The research paper is of course a highly important intellectual exercise, and why should it be anything else? After all, writing is the bread and butter of the English major. Still, as teachers, it is useful to push ourselves to think of ways in which we can make the research paper novel and exciting for our students (which is, of course, to say nothing about our need to radically rethink and reshape existing and traditional assessment practices, since they so greatly impact our students and how writing-to-learn functions in higher ed).
One way I have tried to rethink the research paper is to allow students to be co-authors. Students in English 307 regularly participate in what I like to call The Reading Lab: a set of durable reading discussion groups–typically 3-5 students–that meet regularly throughout the semester to discuss readings amongst each other at the beginning of every class. In addition to these more casual group conversations, reading lab groups sign up to fishbowl a conversation about a given text on two group-selected dates. (To “fishbowl” in this instance means that group members discuss their ideas and talking points about a reading amongst themselves while the rest of the class listens and takes notes without interfering until the fishbowl is done and then opens into a whole class discussion.)
The purpose of these groups is to build a stable and consistent community of peers as well as make each class discussion centered around dialogue initiated and driven by students. In keeping with the the reading lab’s emphasis on learning through community, students have the option to co-author a research paper together with one or more of their reading lab group members, provided that their paper be longer than the paper assignment given to solo authors.

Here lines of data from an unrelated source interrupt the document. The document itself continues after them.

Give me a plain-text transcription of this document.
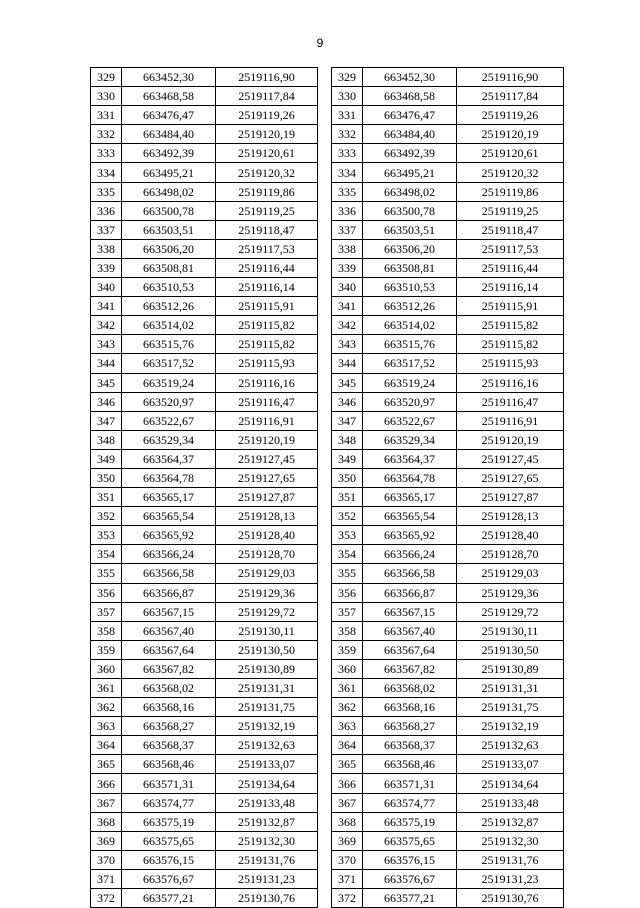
9
329	663452,30	2519116,90
330	663468,58	2519117,84
331	663476,47	2519119,26
332	663484,40	2519120,19
333	663492,39	2519120,61
334	663495,21	2519120,32
335	663498,02	2519119,86
336	663500,78	2519119,25
337	663503,51	2519118,47
338	663506,20	2519117,53
339	663508,81	2519116,44
340	663510,53	2519116,14
341	663512,26	2519115,91
342	663514,02	2519115,82
343	663515,76	2519115,82
344	663517,52	2519115,93
345	663519,24	2519116,16
346	663520,97	2519116,47
347	663522,67	2519116,91
348	663529,34	2519120,19
349	663564,37	2519127,45
350	663564,78	2519127,65
351	663565,17	2519127,87
352	663565,54	2519128,13
353	663565,92	2519128,40
354	663566,24	2519128,70
355	663566,58	2519129,03
356	663566,87	2519129,36
357	663567,15	2519129,72
358	663567,40	2519130,11
359	663567,64	2519130,50
360	663567,82	2519130,89
361	663568,02	2519131,31
362	663568,16	2519131,75
363	663568,27	2519132,19
364	663568,37	2519132,63
365	663568,46	2519133,07
366	663571,31	2519134,64
367	663574,77	2519133,48
368	663575,19	2519132,87
369	663575,65	2519132,30
370	663576,15	2519131,76
371	663576,67	2519131,23
372	663577,21	2519130,76
329	663452,30	2519116,90
330	663468,58	2519117,84
331	663476,47	2519119,26
332	663484,40	2519120,19
333	663492,39	2519120,61
334	663495,21	2519120,32
335	663498,02	2519119,86
336	663500,78	2519119,25
337	663503,51	2519118,47
338	663506,20	2519117,53
339	663508,81	2519116,44
340	663510,53	2519116,14
341	663512,26	2519115,91
342	663514,02	2519115,82
343	663515,76	2519115,82
344	663517,52	2519115,93
345	663519,24	2519116,16
346	663520,97	2519116,47
347	663522,67	2519116,91
348	663529,34	2519120,19
349	663564,37	2519127,45
350	663564,78	2519127,65
351	663565,17	2519127,87
352	663565,54	2519128,13
353	663565,92	2519128,40
354	663566,24	2519128,70
355	663566,58	2519129,03
356	663566,87	2519129,36
357	663567,15	2519129,72
358	663567,40	2519130,11
359	663567,64	2519130,50
360	663567,82	2519130,89
361	663568,02	2519131,31
362	663568,16	2519131,75
363	663568,27	2519132,19
364	663568,37	2519132,63
365	663568,46	2519133,07
366	663571,31	2519134,64
367	663574,77	2519133,48
368	663575,19	2519132,87
369	663575,65	2519132,30
370	663576,15	2519131,76
371	663576,67	2519131,23
372	663577,21	2519130,76
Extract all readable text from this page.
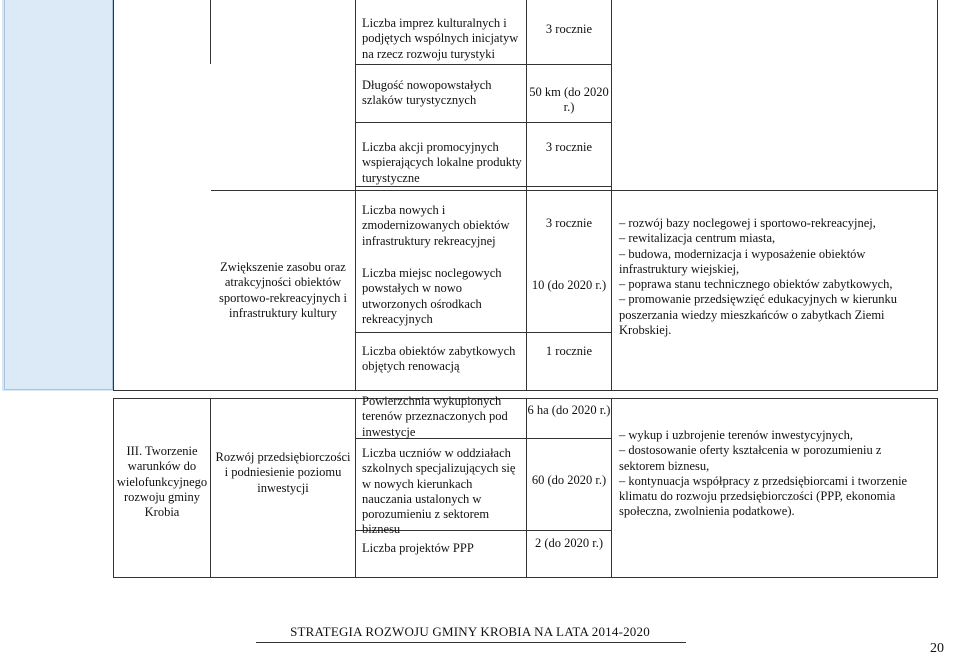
Liczba imprez kulturalnych i podjętych wspólnych inicjatyw na rzecz rozwoju turystyki
3 rocznie
Długość nowopowstałych szlaków turystycznych
50 km (do 2020 r.)
Liczba akcji promocyjnych wspierających lokalne produkty turystyczne
3 rocznie
Zwiększenie zasobu oraz atrakcyjności obiektów sportowo-rekreacyjnych i infrastruktury kultury
Liczba nowych i zmodernizowanych obiektów infrastruktury rekreacyjnej
Liczba miejsc noclegowych powstałych w nowo utworzonych ośrodkach rekreacyjnych
Liczba obiektów zabytkowych objętych renowacją
3 rocznie
10 (do 2020 r.)
1 rocznie
– rozwój bazy noclegowej i sportowo-rekreacyjnej,
– rewitalizacja centrum miasta,
– budowa, modernizacja i wyposażenie obiektów infrastruktury wiejskiej,
– poprawa stanu technicznego obiektów zabytkowych,
– promowanie przedsięwzięć edukacyjnych w kierunku poszerzania wiedzy mieszkańców o zabytkach Ziemi Krobskiej.
III. Tworzenie warunków do wielofunkcyjnego rozwoju gminy Krobia
Rozwój przedsiębiorczości i podniesienie poziomu inwestycji
Powierzchnia wykupionych terenów przeznaczonych pod inwestycje
Liczba uczniów w oddziałach szkolnych specjalizujących się w nowych kierunkach nauczania ustalonych w porozumieniu z sektorem biznesu
Liczba projektów PPP
6 ha (do 2020 r.)
60 (do 2020 r.)
2 (do 2020 r.)
– wykup i uzbrojenie terenów inwestycyjnych,
– dostosowanie oferty kształcenia w porozumieniu z sektorem biznesu,
– kontynuacja współpracy z przedsiębiorcami i tworzenie klimatu do rozwoju przedsiębiorczości (PPP, ekonomia społeczna, zwolnienia podatkowe).
STRATEGIA ROZWOJU GMINY KROBIA NA LATA 2014-2020
20
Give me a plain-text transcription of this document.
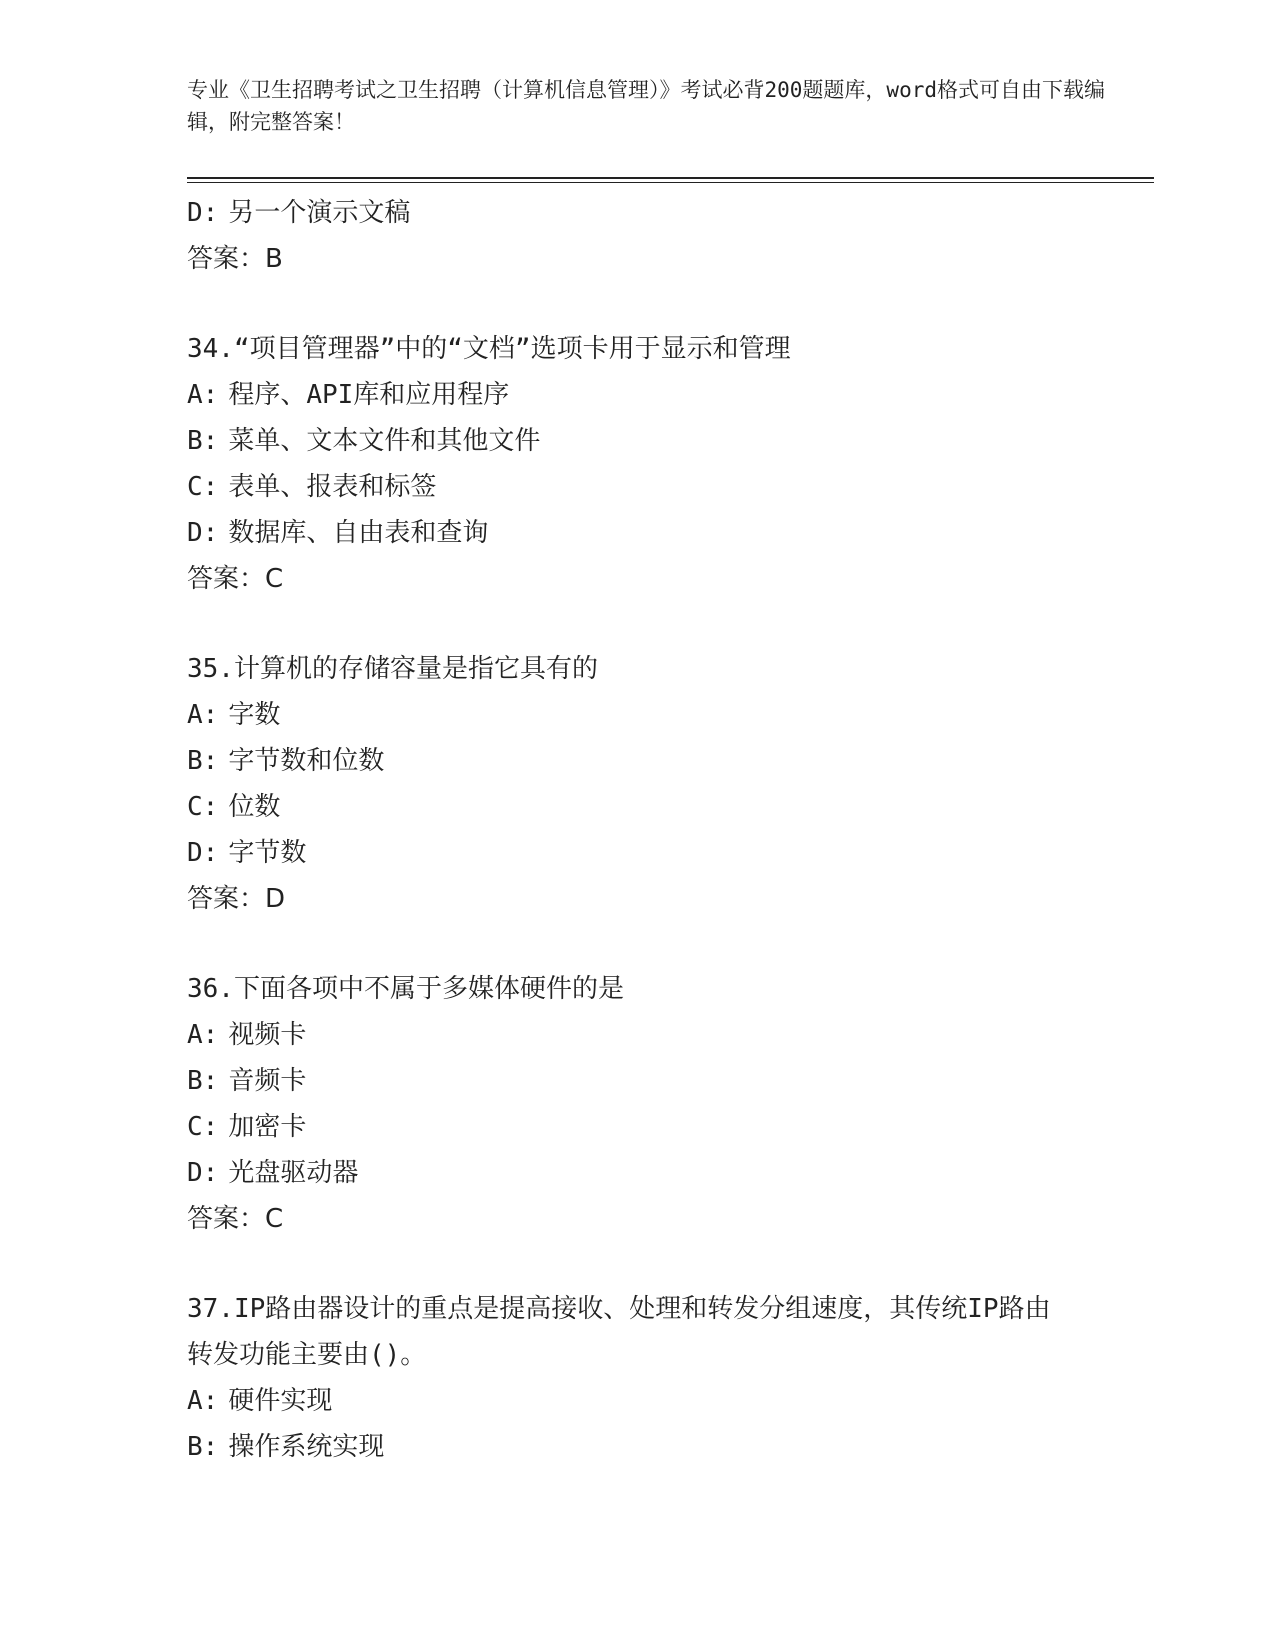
专业《卫生招聘考试之卫生招聘（计算机信息管理）》考试必背200题题库，word格式可自由下载编辑，附完整答案！
D: 另一个演示文稿
答案：B
34.“项目管理器”中的“文档”选项卡用于显示和管理
A: 程序、API库和应用程序
B: 菜单、文本文件和其他文件
C: 表单、报表和标签
D: 数据库、自由表和查询
答案：C
35.计算机的存储容量是指它具有的
A: 字数
B: 字节数和位数
C: 位数
D: 字节数
答案：D
36.下面各项中不属于多媒体硬件的是
A: 视频卡
B: 音频卡
C: 加密卡
D: 光盘驱动器
答案：C
37.IP路由器设计的重点是提高接收、处理和转发分组速度，其传统IP路由转发功能主要由()。
A: 硬件实现
B: 操作系统实现
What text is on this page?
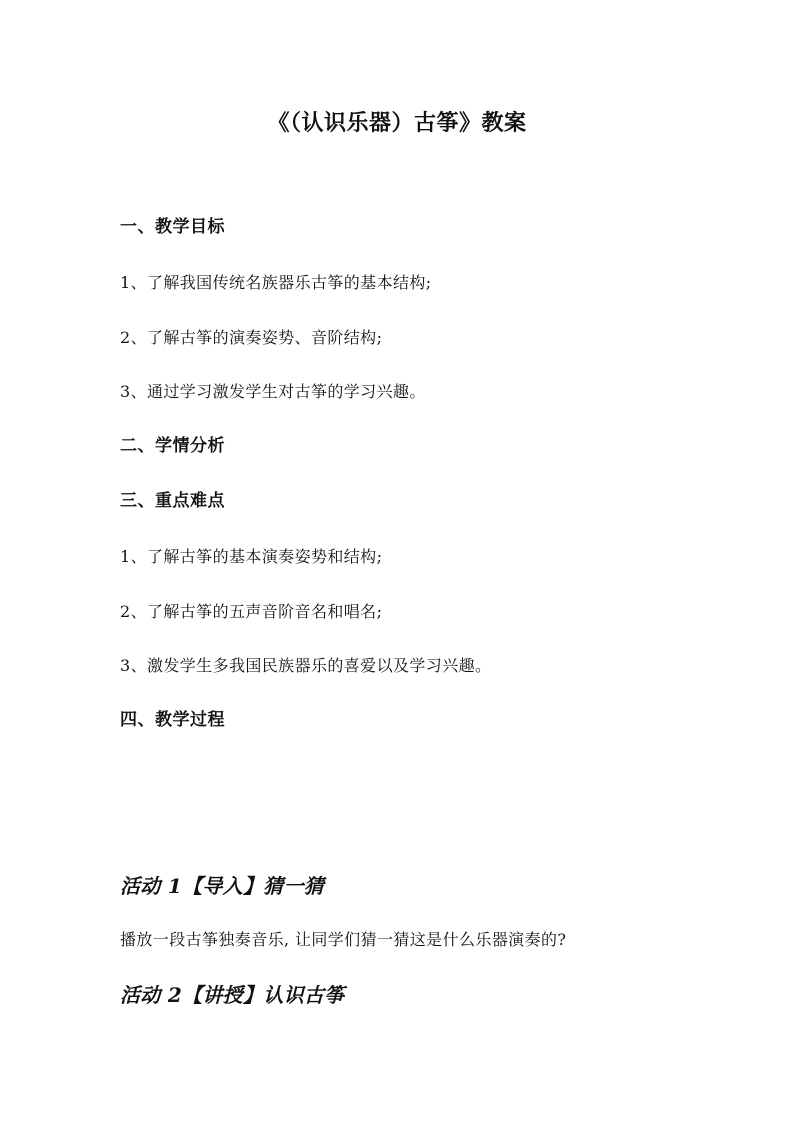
《（认识乐器）古筝》教案
一、教学目标
1、了解我国传统名族器乐古筝的基本结构;
2、了解古筝的演奏姿势、音阶结构;
3、通过学习激发学生对古筝的学习兴趣。
二、学情分析
三、重点难点
1、了解古筝的基本演奏姿势和结构;
2、了解古筝的五声音阶音名和唱名;
3、激发学生多我国民族器乐的喜爱以及学习兴趣。
四、教学过程
活动 1【导入】猜一猜
播放一段古筝独奏音乐, 让同学们猜一猜这是什么乐器演奏的?
活动 2【讲授】认识古筝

Writing with a writing partner gives students access to knowledge about themselves as writers that they would not otherwise have available to them. And writing, after all, is not a strictly solitary activity but to some extent a community-oriented endeavor. As any writer of any genre knows, no piece of writing ever makes its way into the world without the involvement of others.
Whether single-authored or co-authored, students are encouraged to draw on their previous work throughout the semester for their research papers, including their multimodal projects, which they can utilize both for revising and re-contextualizing their ideas, and building continuity from one assignment to the other gives students the opportunity to experiment with and reflect on the role of voice in and across genres, perhaps even blending the personal with the academic.
Hunter College has excellent resources for students writing research papers that can be found in the Hunter Library’s Research Paper Toolkit. One source I find particularly useful is the BEAM guide, which helps students conceptualize source use in more dynamic ways, in effect going beyond the schematically limiting (and familiar) binaries of agreement/disagreement, which in many cases hamper student writing in rote logics/habits of writing. Another useful source is the toolkit’s research questions page, which offers a series of steps and examples for posing effective research questions.